San Francisco's fentanyl crisis getting open-air hearing with Mayor Breed at UN Plaza
SAN FRANCISCO -- The San Francisco Board of Supervisors is about to question Mayor London Breed in a first-of-its-kind outdoor hearing, right in the heart of the city's challenges with drug addiction and drug dealing.
The mayor's monthly question-and-answer session with city supervisors will be held in United Nations Plaza on Tuesday. At least, that's the plan.
The city says it's going to be a pretty basic setup: a few tables, some chairs, and enough A/V equipment to get the hearing online. Assuming it happens. No one is quite sure how Tuesday will unfold, or what it might accomplish.
"Well, I just pray that something really comes out of it," said Gwendolyn Johnson, walking through the plaza Monday. "All that talking that they're doing in the middle of the street, you know."
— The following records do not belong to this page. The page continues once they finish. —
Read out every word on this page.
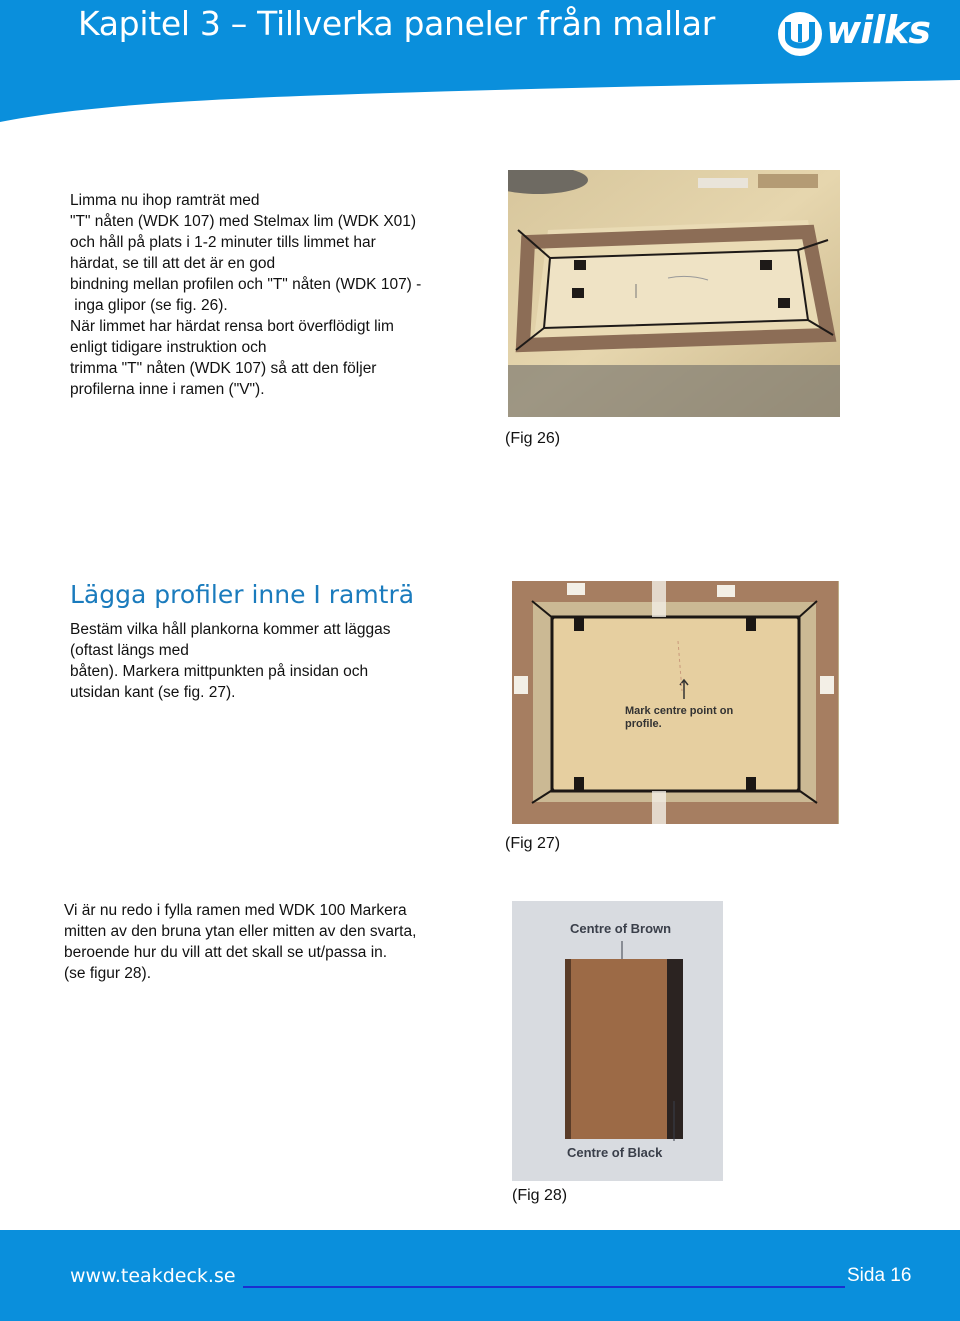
Kapitel 3 – Tillverka paneler från mallar	wilks
Limma nu ihop ramträt med
"T" nåten (WDK 107) med Stelmax lim (WDK X01)
och håll på plats i 1-2 minuter tills limmet har
härdat, se till att det är en god
bindning mellan profilen och "T" nåten (WDK 107) -
inga glipor (se fig. 26).
När limmet har härdat rensa bort överflödigt lim
enligt tidigare instruktion och
trimma "T" nåten (WDK 107) så att den följer
profilerna inne i ramen ("V").
(Fig 26)
Lägga profiler inne I ramträ
Bestäm vilka håll plankorna kommer att läggas
(oftast längs med
båten). Markera mittpunkten på insidan och
utsidan kant (se fig. 27).
Mark centre point on
profile.
(Fig 27)
Vi är nu redo i fylla ramen med WDK 100 Markera
mitten av den bruna ytan eller mitten av den svarta,
beroende hur du vill att det skall se ut/passa in.
(se figur 28).
Centre of Brown
Centre of Black
(Fig 28)
www.teakdeck.se	Sida 16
Like many others in this part of the city, Johnson has her own questions about city hall's field trip to U.N. Plaza, bringing the mayor's monthly question time to the heart of the city's drug crisis.
"But see, when they go out there doing their little talk, who are they talking to," she asked. "You know what I mean?"
"A humanitarian crisis with two deaths per day from drug overdoses," said Board of Supervisors Aaron Peskin. "And it's happening in the shadows of City Hall. Literally, I mean just across this plaza."
Peskin proposed the on-location hearing. He says it's about holding the mayor accountable.
"We say often that this is a crisis and it's an emergency but it's time for us to treat it as one," Peskin said of his plan. "I think we need to stand up a constant coordination center where we can coordinate between law enforcement, public health, the courts, protective services, the Highway Patrol. As it should be transparent, everybody should know what's going on."
Mayor London Breed declared her own state of emergency in this neighborhood back in 2021. Since then, a service center-turned-safe-use site has opened and closed, and the city has recently pressed harder on drug dealing.
The problems, however, have been vexing for years, and substantial progress has been elusive.
"I'm actually optimistic," Peskin explained. "That by focusing attention, by bringing departments who have not been well coordinated, that have a lot of inefficiencies, they are talking together, and standing it up and treating it like an emergency consistently, is going to yield results. I'm confident of that."
"Honestly, regardless of where they have the discussion, it doesn't matter," Johnson said. "Because a discussion is the discussion. It's more of the action that you need to take."
There are security concerns, or what one might call order concerns. What if there's a protest? What is the threshold for disruption when trying to have an official question-and-answer session? Does the meeting even get started out here, before the supervisors head back inside?
Those questions will be answered Tuesday afternoon.